Zahi Hawass remains antiquities minister—for now
A cabinet reshuffle may well end his term, but it is proving difficult to find his replacement
By Martin Bailey. Web only
Published online: 19 July 2011
CAIRO. Egyptian antiquities boss Zahi Hawass still remains the minister, despite reports that he has been sacked. On 19 July he told The Art Newspaper that prime minister Esssam Sharaf has asked him to continue to go to work. However, Hawass’s future is now very uncertain.
Although Hawass is facing dismissal in an imminent cabinet reshuffle, it is proving complicated to find his replacement as antiquities minister. Last Sunday Abdel Fatah El Banna of Cairo University was named as his successor, but the appointment failed to go ahead after he faced criticism, including protests from antiquities staff.
Hawass is a colourful and controversial figure who dominates Egyptology. After running the Supreme Council of Antiquities since 2002, he was appointed minister by former president Hosni Mubarak on 31 January. When Mubarak was toppled 11 days later, Hawass remained as minister, but he resigned on 5 March, citing two reasons. Hawass felt the army was no longer guarding archaeological sites and he himself faced what he regarded as false claims over “stealing antiquities and doing other illegal things.”
Alaa El Din Shaheen was named as Hawass’s successor, although the appointment was never confirmed. Hawass was reappointed minister on 30 March.
Hawass continues to face a string of problems.
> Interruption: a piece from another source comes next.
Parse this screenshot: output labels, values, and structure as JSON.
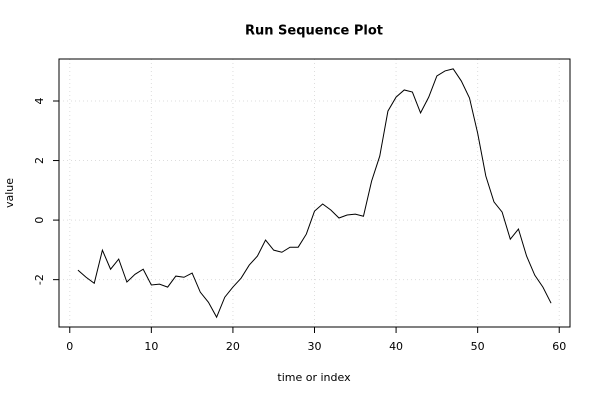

He is regarded as having been close to Mubarak and the former president’s wife, Suzanne. Antiquities staff have protested over employment conditions. Hawass’s lucrative consultancy with America’s National Geographic is being been questioned, as well as his links with US companies presenting Tutankhamun exhibitions and selling associated merchandise. He became embroiled in a dispute over a contract for the shop at the Egyptian Museum in Cairo. And critics felt that his reaction to last January’s looting at the museum was not vigorous enough.
Hawass has strenuously rebutted these criticisms. Although the number of controversies may now end his tenure as minister, he has proved to be a resilient survivor. If he does go, he told us after his March resignation that he would be “writing books and lecturing all over the world.”
Meanwhile prime minister Sharaf has not yet finalised his new cabinet. This was expected to be completed this week, although there could now be a delay for medical reasons, since he is suffering from high blood pressure. There is concern that archaeology may be downgraded and rather than having a separate department it may fall under the ministry of culture.